Le développement de ces technologies 3D pose cependant la question de leur impact sur la vision. Nintendo a ainsi accompagné la mise sur le marché de la console « Nintendo 3DS » d'un message de prévention affiché notamment sur l'emballage externe du produit : « l'utilisation de l'affichage 3D par un enfant de six ans ou moins pourrait endommager sa vue.
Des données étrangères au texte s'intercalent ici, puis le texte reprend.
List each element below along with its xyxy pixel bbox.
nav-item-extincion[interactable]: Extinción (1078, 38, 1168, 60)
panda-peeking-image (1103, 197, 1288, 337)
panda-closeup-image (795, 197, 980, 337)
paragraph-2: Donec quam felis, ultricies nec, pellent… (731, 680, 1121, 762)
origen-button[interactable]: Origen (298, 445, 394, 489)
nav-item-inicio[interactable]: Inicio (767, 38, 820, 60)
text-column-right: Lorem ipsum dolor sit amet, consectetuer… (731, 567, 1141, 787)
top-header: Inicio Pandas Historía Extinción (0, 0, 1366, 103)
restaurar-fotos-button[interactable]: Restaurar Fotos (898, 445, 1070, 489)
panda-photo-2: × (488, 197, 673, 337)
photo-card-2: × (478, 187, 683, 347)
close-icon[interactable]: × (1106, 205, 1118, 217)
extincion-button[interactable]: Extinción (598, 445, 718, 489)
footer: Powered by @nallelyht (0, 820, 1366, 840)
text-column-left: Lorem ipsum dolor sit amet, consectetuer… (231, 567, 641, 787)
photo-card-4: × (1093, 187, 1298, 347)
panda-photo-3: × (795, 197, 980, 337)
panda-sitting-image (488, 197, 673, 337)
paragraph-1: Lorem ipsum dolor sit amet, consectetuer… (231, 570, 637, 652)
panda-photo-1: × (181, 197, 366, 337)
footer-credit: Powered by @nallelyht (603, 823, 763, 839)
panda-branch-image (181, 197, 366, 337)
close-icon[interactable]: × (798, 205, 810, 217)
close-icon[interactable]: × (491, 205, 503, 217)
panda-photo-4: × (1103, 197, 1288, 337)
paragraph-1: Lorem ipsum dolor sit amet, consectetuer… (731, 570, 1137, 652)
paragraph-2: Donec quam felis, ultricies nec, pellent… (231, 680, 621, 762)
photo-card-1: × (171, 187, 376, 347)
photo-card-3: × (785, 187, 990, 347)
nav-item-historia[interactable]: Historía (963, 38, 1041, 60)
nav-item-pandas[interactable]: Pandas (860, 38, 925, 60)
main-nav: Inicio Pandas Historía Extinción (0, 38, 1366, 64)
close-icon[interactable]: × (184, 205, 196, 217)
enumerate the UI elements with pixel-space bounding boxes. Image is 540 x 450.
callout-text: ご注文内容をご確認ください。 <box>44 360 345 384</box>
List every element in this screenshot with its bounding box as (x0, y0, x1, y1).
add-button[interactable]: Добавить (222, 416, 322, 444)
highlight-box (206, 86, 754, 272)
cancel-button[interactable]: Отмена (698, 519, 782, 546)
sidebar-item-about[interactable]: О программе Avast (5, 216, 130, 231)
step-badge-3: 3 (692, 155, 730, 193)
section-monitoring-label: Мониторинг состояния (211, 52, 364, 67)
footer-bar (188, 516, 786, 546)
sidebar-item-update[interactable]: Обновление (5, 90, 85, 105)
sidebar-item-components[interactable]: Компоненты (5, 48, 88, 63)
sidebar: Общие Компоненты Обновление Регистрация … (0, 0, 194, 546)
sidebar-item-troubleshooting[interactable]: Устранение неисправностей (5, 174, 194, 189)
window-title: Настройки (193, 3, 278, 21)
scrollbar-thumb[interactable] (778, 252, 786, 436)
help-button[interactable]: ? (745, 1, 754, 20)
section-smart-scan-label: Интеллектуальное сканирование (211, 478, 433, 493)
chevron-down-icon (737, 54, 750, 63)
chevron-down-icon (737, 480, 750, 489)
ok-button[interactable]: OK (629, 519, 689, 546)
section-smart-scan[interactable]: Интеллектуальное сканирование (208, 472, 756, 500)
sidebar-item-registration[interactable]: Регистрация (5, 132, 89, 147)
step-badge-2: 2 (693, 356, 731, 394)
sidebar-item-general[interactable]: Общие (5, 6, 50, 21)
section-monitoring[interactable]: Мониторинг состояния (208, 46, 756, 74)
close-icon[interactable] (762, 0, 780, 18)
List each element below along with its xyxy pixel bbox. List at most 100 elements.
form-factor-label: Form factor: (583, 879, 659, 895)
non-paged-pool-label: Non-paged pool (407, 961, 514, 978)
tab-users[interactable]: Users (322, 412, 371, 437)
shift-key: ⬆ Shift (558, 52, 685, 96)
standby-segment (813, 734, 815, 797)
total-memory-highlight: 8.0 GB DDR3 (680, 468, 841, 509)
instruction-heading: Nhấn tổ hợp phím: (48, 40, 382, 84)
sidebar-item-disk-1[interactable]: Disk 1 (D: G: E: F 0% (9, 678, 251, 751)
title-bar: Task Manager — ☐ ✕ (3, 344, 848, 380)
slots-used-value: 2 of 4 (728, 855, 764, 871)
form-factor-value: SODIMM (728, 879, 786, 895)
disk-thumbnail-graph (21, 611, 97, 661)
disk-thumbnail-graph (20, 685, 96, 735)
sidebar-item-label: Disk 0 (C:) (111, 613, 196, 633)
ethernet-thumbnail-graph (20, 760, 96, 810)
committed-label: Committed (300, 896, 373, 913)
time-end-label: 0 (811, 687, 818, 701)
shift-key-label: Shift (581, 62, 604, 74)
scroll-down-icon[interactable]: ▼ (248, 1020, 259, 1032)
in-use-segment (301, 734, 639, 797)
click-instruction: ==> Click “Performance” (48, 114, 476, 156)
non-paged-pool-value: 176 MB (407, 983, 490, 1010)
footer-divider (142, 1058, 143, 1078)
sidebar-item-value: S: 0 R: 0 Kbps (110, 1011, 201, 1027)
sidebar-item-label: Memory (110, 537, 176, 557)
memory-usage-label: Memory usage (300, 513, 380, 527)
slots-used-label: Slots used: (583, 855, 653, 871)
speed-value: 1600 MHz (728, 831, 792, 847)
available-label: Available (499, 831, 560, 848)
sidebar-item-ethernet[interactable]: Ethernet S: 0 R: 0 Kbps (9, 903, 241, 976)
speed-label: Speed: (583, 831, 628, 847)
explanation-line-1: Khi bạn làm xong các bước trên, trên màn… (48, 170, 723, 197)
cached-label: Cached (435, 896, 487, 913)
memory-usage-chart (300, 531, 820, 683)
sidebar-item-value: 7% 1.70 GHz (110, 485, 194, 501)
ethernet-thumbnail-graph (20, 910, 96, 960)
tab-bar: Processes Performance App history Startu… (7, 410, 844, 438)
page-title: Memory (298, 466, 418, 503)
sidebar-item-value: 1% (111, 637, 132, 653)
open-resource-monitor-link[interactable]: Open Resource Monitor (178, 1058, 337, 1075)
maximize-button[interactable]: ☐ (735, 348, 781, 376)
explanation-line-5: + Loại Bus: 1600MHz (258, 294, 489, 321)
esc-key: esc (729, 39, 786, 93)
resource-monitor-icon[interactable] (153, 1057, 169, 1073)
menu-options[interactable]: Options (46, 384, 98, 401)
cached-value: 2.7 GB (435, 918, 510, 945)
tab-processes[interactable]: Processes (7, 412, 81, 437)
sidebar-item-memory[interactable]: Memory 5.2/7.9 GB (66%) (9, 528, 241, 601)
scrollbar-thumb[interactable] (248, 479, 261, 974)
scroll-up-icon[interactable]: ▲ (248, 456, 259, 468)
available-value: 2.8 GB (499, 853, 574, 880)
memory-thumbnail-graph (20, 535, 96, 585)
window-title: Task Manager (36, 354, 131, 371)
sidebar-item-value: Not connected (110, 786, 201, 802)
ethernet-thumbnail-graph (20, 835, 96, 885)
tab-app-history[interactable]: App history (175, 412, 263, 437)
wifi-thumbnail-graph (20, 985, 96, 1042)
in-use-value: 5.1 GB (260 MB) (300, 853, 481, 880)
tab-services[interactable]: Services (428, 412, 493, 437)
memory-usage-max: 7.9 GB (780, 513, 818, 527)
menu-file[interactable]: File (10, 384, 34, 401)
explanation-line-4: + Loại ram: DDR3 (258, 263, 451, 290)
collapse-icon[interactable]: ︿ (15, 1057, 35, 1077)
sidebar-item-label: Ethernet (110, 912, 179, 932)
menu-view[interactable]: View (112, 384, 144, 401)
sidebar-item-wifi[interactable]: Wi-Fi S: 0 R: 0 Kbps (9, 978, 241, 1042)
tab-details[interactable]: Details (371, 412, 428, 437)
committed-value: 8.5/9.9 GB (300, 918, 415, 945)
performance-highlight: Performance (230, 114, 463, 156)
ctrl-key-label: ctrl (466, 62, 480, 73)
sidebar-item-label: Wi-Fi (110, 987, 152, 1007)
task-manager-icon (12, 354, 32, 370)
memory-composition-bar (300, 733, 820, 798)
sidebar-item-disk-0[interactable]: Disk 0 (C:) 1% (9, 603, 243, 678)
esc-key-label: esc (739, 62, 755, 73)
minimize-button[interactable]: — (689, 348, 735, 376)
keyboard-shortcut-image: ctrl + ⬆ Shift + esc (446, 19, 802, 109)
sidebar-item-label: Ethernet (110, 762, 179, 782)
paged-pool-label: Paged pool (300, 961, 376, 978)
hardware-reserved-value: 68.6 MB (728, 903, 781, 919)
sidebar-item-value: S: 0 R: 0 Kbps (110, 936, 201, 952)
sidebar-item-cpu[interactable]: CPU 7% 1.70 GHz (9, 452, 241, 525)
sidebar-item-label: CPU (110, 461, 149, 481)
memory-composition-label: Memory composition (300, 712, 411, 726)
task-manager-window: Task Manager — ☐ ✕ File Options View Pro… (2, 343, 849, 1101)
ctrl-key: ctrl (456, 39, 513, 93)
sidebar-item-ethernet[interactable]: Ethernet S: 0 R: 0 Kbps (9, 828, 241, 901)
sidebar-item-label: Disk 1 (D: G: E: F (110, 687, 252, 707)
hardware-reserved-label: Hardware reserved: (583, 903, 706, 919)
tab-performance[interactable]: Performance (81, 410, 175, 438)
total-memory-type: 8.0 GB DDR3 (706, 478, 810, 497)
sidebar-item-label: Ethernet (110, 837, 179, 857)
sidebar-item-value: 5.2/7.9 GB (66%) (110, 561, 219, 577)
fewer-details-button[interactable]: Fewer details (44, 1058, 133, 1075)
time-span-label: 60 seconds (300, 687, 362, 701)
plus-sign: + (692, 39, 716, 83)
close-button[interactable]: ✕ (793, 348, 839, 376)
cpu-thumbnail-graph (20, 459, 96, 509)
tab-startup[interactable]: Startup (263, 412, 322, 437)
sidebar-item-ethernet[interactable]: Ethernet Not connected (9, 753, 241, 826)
Par conséquent veuillez observer les recommandations suivantes :

  • seuls les enfants de plus de six ans peuvent utiliser l'affichage 3D ;
  • si la console est susceptible d'être utilisée par un enfant de six ans ou moins, l'affichage 3D doit être bloqué par un parent ou tuteur à l'aide de la fonction de contrôle parental. »

Le développement de ces applications pouvant être utilisées par un public jeune et les messages de prévention visant à restreindre l'usage de ces consoles aux enfants de plus de 6 ans sont à l'origine des interrogations de l'association agréée au titre de la protection de l'environnement « Robin des bois ». Celle-ci a saisi l'Anses en janvier 2011 afin qu'elle étudie les éléments scientifiques disponibles sur le sujet.

L'Agence met en évidence dans son avis de juillet 2011 le manque de données disponibles à ce jour sur les effets sanitaires potentiels des consoles de jeux 3D. L'Anses estime qu'il n'est pas possible de se prononcer sur les risques sanitaires relatifs à l'usage de consoles de jeux 3D et de déterminer un âge limite précis à partir duquel l'exposition aux images 3D des consoles de jeux n'affecterait pas le développement visuel de l'enfant.

Cependant, certaines études scientifiques suggèrent que lors de la visualisation d'images en 3D, la fatigue visuelle semble apparaître plus vite et de manière plus intense qu'avec des images en 2D. Par ailleurs, les technologies 3D sont en constante évolution et l'offre de matériel audiovisuel 3D, notamment à usage domestique, se développe rapidement. Les populations qui peuvent être exposées aux différentes technologies 3D sont très diversifiées (enfants, population générale, travailleurs, etc.). Ces technologies peuvent ainsi notamment être accessibles aux enfants dont le système visuel est en cours de développement.